Bali day 8a – Sun 20 Dec 2015

Sorry, pics coming I hope. When I find card reader etc.

I’m at Kintamani now, at the Batur Mountain View Hotel. It rained heavily at Kuta overnight and it was still raining when we left at 10am. It’s grey and pretty cloudy up here, but no rain (yet). A big mist/cloud rolled in across the lake just after I arrived at 3pm. At 9pm it’s cool! I was sitting at a table area open to the view and it was chilly, and I don’t mean chilli.

I’ve been driven here by Yanick, my friend Geoff’s Balinese transport man. His car is a new Toyota Fortuner 4WD, quite an expensive vehicle, I think. How do these Balinese guys afford to drive such cars? They’ve all got them, flash, new, shiny SUVs. Making money from us tourists, obviously. It cost me Rp.600,000, A$60 to get here.

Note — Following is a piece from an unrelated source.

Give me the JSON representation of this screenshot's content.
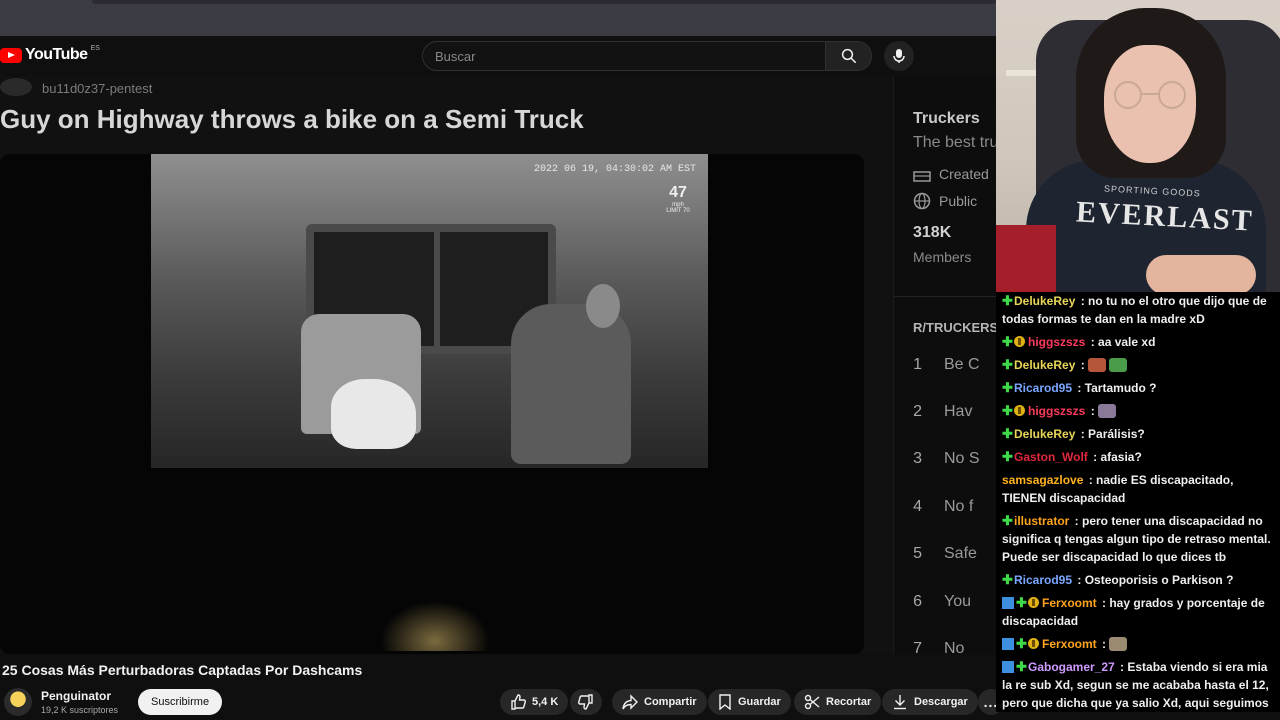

I was hoping that might cover the return trip, but no such luck.

The hotel girl asked me how I’m getting back on Tuesday. I said, “Yanick, at Rp.400,000.” She offers a driver for this trip to Ubud for Rp.300,000. Bargain, bargain, haggle, haggle, I think I’ll take her offer because it doesn’t seem sensible for Yanick to drive all the way up here again, just to take me to Ubud.

We got here at about 3pm and wow, I should have expected it, but steps! This hotel is built down a steep slope and there are steps everywhere. I’d estimate I came down about 30 steps to get to my room and there are about 12 steep steps to get back up to the dining area. I find this very tough going. My right knee nearly gives out on me (sharp pain) and I have to be super careful of my balance. Therefore I won’t be venturing far from my room tomorrow. Huh, I had visions of walking up to the main road and along it, looking for photos, but we’re a good 500m down a steep side road. I just can’t handle the many steps and steep slopes, I’m afraid.

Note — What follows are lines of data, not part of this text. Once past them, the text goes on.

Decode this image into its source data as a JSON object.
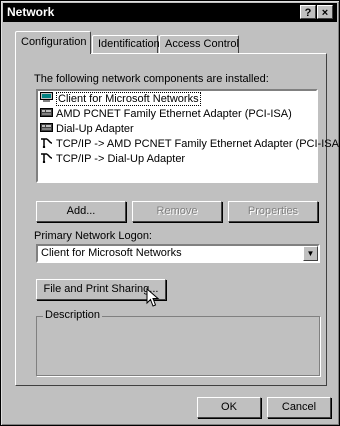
{
  "window": {
    "title": "Network",
    "help_label": "?",
    "close_label": "×"
  },
  "tabs": [
    {
      "label": "Configuration",
      "active": true
    },
    {
      "label": "Identification",
      "active": false
    },
    {
      "label": "Access Control",
      "active": false
    }
  ],
  "configuration": {
    "components_label": "The following network components are installed:",
    "components": [
      {
        "label": "Client for Microsoft Networks",
        "icon": "client-icon",
        "selected": true
      },
      {
        "label": "AMD PCNET Family Ethernet Adapter (PCI-ISA)",
        "icon": "network-adapter-icon",
        "selected": false
      },
      {
        "label": "Dial-Up Adapter",
        "icon": "network-adapter-icon",
        "selected": false
      },
      {
        "label": "TCP/IP -> AMD PCNET Family Ethernet Adapter (PCI-ISA)",
        "icon": "protocol-icon",
        "selected": false
      },
      {
        "label": "TCP/IP -> Dial-Up Adapter",
        "icon": "protocol-icon",
        "selected": false
      }
    ],
    "add_label": "Add...",
    "remove_label": "Remove",
    "properties_label": "Properties",
    "logon_label": "Primary Network Logon:",
    "logon_value": "Client for Microsoft Networks",
    "file_print_label": "File and Print Sharing...",
    "description_label": "Description"
  },
  "footer": {
    "ok_label": "OK",
    "cancel_label": "Cancel"
  }
}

It’s lucky there’s so much to see, then. Trees are in the way, but I can see Trunyan way in the distance (30Km?) on the other side of the lake. I’ve got some good shots already, I hope.

It’s too far and too late for photos, but fireworks are going off on the far side of the valley. At first I wondered what those red flashes and intermittent bangs were, but then I saw a sky rocket and click!

I had a sleep when I got here and I slept two hours! I was awoken to the sound of loud, LOUD, crickets, or a frog. I suspect a frog, because there were regular BINGs, but the hotel people say no frogs here. I find that hard to believe.

We stopped on the way at a coffee and tea plantation, where I tried Kopi Luwak for the first time. This where the raw beans are given to civet cats to eat (I have photos) and they digest the coating and shit the hard inner of the beans out as indigestible. The beans are then cleaned and roasted and are supposed to taste better. Oh, yeah. My palate is not good enough to tell any more, I think. I tried both Luwak and normal Bali coffee together and sure, there’s a difference, but I don’t think either is as good as my Italian capsule coffee at home. The cup of Luwak coffee cost me Rp.50,000 ($5), by the way.

We stopped for lunch (for me only) at a nice restaurant, near Mas, I think. I was just enjoying the Balinese music playing on the speakers when LOUD music started up on the grassed area below, Western style music. Huh.

So now I’ve eaten: omelette for starter, then nasi campur, and a BIntang besar, and it’s time to try to find a TV channel to watch. Crumbs 60 channels, but most of them empty, blank, and all the others local Indonesian programs. The PayTV box captions show that there should be CNN etc available, but nothing shows up.

As for internet, sure, I can wi-fi connect to their router, but it just shows “No Internet”, so forget that. To ask, I would have to go back up those steps. No can do. No phone in the room, no fridge, no power point near this table to charge the laptop, no lamps next to the bed to read by. Light switch on wall opposite the beds. Only one small glass in the bathroom. No bottled water. I’d like some hot water to make my chamomile tea, but how do I ask? There’s no phone, so am I supposed to go outside and shout? Bit annoying for A$50 per night. Oh well.